Forward Looking Statements
This Current
Report on Form 8-K includes “forward-looking statements” within the meaning of the “safe harbor” provisions
of the United States Private Securities Litigation Reform Act of 1995. These forward-looking statements are provided for illustrative
purposes only and are not intended to serve as, and must not be relied on by any investor as, a guarantee, an assurance, a prediction
or a definitive statement of fact or probability. Okada Manila’s actual results may differ from their expectations, estimates, and projections
and, consequently, you should not rely on these forward-looking statements as predictions of future events. Words such as “expect,”
“estimate,” “project,” “budget,” “forecast,” “anticipate,” “intend,” “plan,”
“may,” “will,” “could,” “should,” “believes,” “predicts,” “potential,”
“continue,” and similar expressions (or the negative versions of such words or expressions) are intended to identify such forward-looking
statements. These forward-looking statements include, without limitation, 26 Capital’s and Okada Manila’s expectations with respect to
future performance and anticipated financial impacts of the Business Combination
These forward-looking statements involve
significant risks and uncertainties that could cause the actual results to differ materially, and potentially adversely, from those expressed
or implied in the forward-looking statements. Most of these factors are outside 26 Capital’s and Okada Manila’s control and are difficult
to predict. Factors that may cause such differences include, but are not limited to: (1) the outcome of any legal proceedings that
may be instituted against 26 Capital and/or Okada Manila following the consummation of the Business Combination; (2) the impact of COVID-19
and related regulatory responses (such as local community quarantine and international travel restrictions) on Okada Manila’s business;
(3) the dependence of Okada Manila’s business on its casino gaming license; (4) the inability to maintain the listing of Okada Manila’s
common shares on the Nasdaq following the consummation of the Business Combination; (5) the risk that the Business Combination disrupts
current plans and operations; (6) the ability to recognize the anticipated benefits of the Business Combination, which may be affected
by, among other things, competition, the ability of Okada Manila to grow and manage growth profitably, and retain its key employees; (7)

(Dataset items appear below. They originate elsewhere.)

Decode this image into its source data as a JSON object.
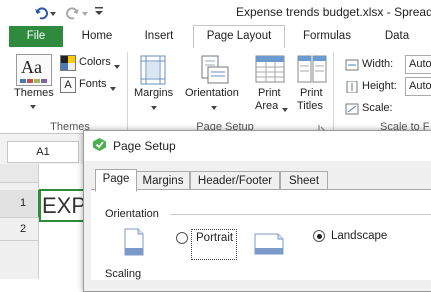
{
  "titlebar": {
    "title": "Expense trends budget.xlsx - Spread D"
  },
  "tabs": {
    "file": "File",
    "home": "Home",
    "insert": "Insert",
    "page_layout": "Page Layout",
    "formulas": "Formulas",
    "data": "Data"
  },
  "ribbon": {
    "themes": {
      "themes_label": "Themes",
      "themes_icon_text": "Aa",
      "colors_label": "Colors",
      "fonts_label": "Fonts",
      "group_label": "Themes"
    },
    "page_setup": {
      "margins_label": "Margins",
      "orientation_label": "Orientation",
      "print_area_line1": "Print",
      "print_area_line2": "Area",
      "print_titles_line1": "Print",
      "print_titles_line2": "Titles",
      "group_label": "Page Setup"
    },
    "scale": {
      "width_label": "Width:",
      "width_value": "Auto",
      "height_label": "Height:",
      "height_value": "Auto",
      "scale_label": "Scale:",
      "group_label": "Scale to F"
    }
  },
  "formula_bar": {
    "name_box": "A1"
  },
  "sheet": {
    "row1": "1",
    "row2": "2",
    "cell_a1": "EXP"
  },
  "dialog": {
    "title": "Page Setup",
    "tabs": [
      "Page",
      "Margins",
      "Header/Footer",
      "Sheet"
    ],
    "orientation_label": "Orientation",
    "portrait_label": "Portrait",
    "landscape_label": "Landscape",
    "scaling_label": "Scaling",
    "selected_orientation": "Landscape"
  },
  "colors": {
    "file_tab": "#2e8b3d",
    "dialog_icon": "#4caf50"
  }
}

costs related to the Business Combination; (8) changes in applicable laws or regulations; and (9) the possibility that Okada Manila may
be adversely affected by other economic, business, and/or competitive factors. The foregoing list of factors is not exclusive. All subsequent
written and oral forward-looking statements concerning 26 Capital or Okada Manila, the transactions described herein or other matters
attributable to 26 Capital, Okada Manila or any person acting on their behalf are expressly qualified in their entirety by the cautionary
statements above. Readers are cautioned not to place undue reliance upon any forward-looking statements, which speak only as of the date
made. Each of 26 Capital and Okada Manila expressly disclaims any obligations or undertaking to release publicly any updates or revisions
to any forward-looking statements contained herein to reflect any change in their expectations with respect thereto or any change in events,
conditions, or circumstances on which any statement is based, except as required by law.
No Offer or Solicitation
This Current Report on Form 8-K shall not constitute
a solicitation of a proxy, consent or authorization with respect to any securities or in respect of the Business Combination. This Current
Report on Form 8-K shall also not constitute an offer to sell or the solicitation of an offer to buy any securities, nor shall there be
any sale of securities in any states or jurisdictions in which such offer, solicitation or sale would be unlawful prior to registration
or qualification under the securities laws of any such jurisdiction. No offering of securities shall be made except by means of a prospectus
meeting the requirements of Section 10 of the Securities Act.